Quando eu era bem jovem, me lembro de ter ficado admirado com o que contou um amigo recém-chegado de São Paulo: no cardápio de uma lanchonete não constava uma variedade de sanduíches, mas apenas três: carne; queijo e carne; e queijo, carne e ovo. A carne era de um tipo só, hambúrguer bovino. Meu espanto tinha a ver com o fato de que, na minha cidade interiorana, os sanduíches ficavam cada mais cheios de opção: cebola, alho, bacon, salada, molhos diferentes, linguiça e outras invenções. Diante do que me parecia um retrocesso da lanchonete paulistana, quis saber como o justificavam. Simples, esclareceu o amigo, o dono percebeu que, com tantas alternativas, a escolha se tornava difícil, optar por uma era abrir mão das outras. Frente a um verdadeiro dilema, muitos clientes desistiam de comer, portanto não gastavam seu precioso dinheiro na lanchonete. Moral da história: o excesso nos confunde.

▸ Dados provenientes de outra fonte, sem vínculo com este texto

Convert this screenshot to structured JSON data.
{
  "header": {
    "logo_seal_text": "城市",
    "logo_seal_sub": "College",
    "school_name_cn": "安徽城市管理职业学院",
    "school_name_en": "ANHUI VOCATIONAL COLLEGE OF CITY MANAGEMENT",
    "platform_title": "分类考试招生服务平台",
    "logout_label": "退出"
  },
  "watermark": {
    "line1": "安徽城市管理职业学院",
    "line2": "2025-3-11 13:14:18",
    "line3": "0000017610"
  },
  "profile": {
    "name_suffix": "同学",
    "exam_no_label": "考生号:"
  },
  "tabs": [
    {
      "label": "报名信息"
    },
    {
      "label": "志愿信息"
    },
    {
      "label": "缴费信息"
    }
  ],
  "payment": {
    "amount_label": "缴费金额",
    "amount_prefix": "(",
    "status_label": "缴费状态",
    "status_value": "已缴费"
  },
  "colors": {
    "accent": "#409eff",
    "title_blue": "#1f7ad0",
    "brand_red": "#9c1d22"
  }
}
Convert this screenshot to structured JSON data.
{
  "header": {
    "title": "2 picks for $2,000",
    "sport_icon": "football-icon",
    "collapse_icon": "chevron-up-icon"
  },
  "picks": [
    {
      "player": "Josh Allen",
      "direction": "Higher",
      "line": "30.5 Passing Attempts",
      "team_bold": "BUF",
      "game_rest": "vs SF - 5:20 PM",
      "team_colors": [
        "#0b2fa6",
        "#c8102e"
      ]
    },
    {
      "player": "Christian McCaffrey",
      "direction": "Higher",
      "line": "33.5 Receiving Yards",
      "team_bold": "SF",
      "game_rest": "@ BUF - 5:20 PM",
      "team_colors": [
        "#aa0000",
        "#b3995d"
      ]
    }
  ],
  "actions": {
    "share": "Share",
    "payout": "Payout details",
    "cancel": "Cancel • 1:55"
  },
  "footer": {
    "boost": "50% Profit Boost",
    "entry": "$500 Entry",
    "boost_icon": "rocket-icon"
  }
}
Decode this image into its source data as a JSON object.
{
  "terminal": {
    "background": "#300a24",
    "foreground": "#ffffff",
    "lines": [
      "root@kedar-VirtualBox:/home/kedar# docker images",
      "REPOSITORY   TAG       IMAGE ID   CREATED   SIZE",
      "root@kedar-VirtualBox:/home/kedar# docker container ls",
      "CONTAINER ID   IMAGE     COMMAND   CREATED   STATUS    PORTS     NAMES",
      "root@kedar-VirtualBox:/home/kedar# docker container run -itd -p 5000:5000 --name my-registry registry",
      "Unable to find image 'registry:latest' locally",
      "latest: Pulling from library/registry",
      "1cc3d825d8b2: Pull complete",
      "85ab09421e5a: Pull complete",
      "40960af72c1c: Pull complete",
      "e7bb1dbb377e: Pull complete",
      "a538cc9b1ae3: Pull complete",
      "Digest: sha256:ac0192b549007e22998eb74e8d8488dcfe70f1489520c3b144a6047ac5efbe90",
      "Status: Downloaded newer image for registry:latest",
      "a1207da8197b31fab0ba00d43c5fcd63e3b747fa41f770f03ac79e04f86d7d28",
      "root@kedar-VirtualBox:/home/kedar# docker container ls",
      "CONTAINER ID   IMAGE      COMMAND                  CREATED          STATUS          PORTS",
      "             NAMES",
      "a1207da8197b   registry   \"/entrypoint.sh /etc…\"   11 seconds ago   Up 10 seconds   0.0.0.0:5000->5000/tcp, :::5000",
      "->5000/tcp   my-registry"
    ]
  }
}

Se a gente esquece o sanduíche e pensa — escolho a próxima
palavra também pela rima — nas sandices do captain,
their captain, talvez encontre um paralelo entre as duas coisas. Os golpes
absurdos, numerosos e disparados simultaneamente por aquele senhor e seu
séquito buscam apenas nos confundir. É melhor então sermos objetivos e não cairmos
na tentação de enfiar muitos recheios no sandubão; enfim, optar por um
clássico. Traduzindo: se taparmos os ouvidos para a verborragia, os xingamentos
e as ameaças, o que resta é a incompetência. Na verdade, não existe sanduíche
se não se acrescenta queijo ao bife, portanto à incompetência devem-se juntar pitadas
de banditismo. Eis então a síntese de quem nos governa.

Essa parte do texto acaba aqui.